Esa misma noche, Freydelhart y Runaesthera se presentaron en un gran banquete con toda la corte en el salón principal del castillo. Runa llevó un hermoso vestido verde con bordados de oro de la más fina costura y sus mejores joyas, incluida una de muchas coronas que había empezado a usar en ese tipo de eventos hacía unos pocos años; inmersa en su papel de princesa del reino, Frey llevaba un uniforme limpio y nuevo con galones propios de su rango pero sin los símbolos propios de nación alguna. Se veía alto, fuerte, elegante y lo sabía, como el día que conoció a Runa sólo que sin tanta vergüenza.

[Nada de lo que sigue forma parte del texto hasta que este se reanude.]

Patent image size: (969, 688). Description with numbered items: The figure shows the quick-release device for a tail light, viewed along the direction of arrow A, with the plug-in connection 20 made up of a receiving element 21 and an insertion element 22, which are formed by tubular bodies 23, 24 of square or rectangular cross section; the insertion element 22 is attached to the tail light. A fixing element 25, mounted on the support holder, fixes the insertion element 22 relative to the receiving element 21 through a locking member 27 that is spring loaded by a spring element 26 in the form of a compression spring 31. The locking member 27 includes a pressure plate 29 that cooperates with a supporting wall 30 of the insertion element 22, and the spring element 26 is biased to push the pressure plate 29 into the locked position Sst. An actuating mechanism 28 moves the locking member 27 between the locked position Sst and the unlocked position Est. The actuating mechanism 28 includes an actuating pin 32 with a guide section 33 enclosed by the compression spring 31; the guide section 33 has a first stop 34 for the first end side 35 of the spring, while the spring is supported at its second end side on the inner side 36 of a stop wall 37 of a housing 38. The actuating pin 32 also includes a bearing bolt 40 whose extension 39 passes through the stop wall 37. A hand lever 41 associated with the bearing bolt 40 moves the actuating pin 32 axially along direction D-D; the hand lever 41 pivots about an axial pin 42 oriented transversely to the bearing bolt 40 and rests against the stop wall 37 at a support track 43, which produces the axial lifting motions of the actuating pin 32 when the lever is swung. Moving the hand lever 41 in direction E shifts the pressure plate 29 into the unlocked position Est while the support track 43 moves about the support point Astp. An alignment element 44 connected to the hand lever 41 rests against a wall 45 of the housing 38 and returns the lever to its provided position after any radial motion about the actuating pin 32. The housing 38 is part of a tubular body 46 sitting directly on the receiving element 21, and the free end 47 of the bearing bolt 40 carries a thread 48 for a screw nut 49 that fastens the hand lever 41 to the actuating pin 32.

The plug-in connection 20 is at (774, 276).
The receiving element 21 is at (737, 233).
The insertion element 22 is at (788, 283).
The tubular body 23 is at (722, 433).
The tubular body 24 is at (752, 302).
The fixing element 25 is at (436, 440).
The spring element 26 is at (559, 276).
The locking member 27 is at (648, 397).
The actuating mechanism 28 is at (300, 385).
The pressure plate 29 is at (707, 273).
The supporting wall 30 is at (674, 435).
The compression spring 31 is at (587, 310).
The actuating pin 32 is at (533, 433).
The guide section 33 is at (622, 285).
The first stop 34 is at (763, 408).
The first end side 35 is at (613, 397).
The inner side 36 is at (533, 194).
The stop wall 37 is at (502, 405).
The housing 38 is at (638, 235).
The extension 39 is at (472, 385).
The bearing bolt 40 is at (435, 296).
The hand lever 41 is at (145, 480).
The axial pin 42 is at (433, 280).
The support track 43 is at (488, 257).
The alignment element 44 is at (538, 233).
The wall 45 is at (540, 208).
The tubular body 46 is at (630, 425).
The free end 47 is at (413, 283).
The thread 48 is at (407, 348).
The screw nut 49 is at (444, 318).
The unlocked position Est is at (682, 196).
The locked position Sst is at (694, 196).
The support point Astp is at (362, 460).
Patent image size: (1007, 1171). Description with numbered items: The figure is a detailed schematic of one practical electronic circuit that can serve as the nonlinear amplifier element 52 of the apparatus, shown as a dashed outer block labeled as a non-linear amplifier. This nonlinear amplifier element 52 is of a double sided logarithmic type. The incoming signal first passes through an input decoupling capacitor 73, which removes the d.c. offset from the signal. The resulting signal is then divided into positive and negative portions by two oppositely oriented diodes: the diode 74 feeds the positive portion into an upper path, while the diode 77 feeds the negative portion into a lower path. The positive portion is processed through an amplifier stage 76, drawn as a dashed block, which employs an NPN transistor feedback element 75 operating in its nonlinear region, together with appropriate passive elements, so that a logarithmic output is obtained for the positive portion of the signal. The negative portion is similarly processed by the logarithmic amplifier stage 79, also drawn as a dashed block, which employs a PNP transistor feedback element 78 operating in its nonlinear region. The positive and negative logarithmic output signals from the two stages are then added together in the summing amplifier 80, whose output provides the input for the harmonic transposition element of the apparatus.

Eri fue admitida en el banquete, los costureros reales le confeccionaron un bonito vestido nuevo en una tarde, azul, con remates de encaje y unos nuevos zapatos y guantes, tuvieron en cuenta sus alitas con una especie de mangas con botones para dejarlas salir y Runa encontró una pequeña tiara dorada entre sus cosas. Una vez más parecía una pequeña princesa, que ya era por reconocimiento. La gente estaba o bien encantada con la dulce niña, o algo recelosa por su apariencia, pero nadie era indiferente. Runa se encargó de que todos tuvieran oportunidad de verla al menos una vez, presentándola en las mesas a cada grupo de nobles para evitar que la abrumasen viniendo de uno en uno. La pobre había pasado un buen rato conociendo a decenas de extraños, cosa que parecía disfrutar, pero cuando terminó de cenar y la novedad de su presencia pasó, empezó a aburrirse. Por regla general, los nobles no llevaban a sus niños a los banquetes.

El rey de Meyrin y su consorte se presentaron por fin, el rey Bestolf era un hombre rollizo de rostro sonrosado con un bigote fino y negro. La reina era una mujer refinada de esbelta figura, largo cabello rosado y grandes ojos azules. Frey se preguntó por qué le parecía conocida hasta que la mujer posó sus ojos en Eri. Y rompió en llanto.

—Esa niña...—dijo el Rey Bestolf, con voz quebrada, titubeante —es el vivo retrato de mi difunta hija... la princesa Erina.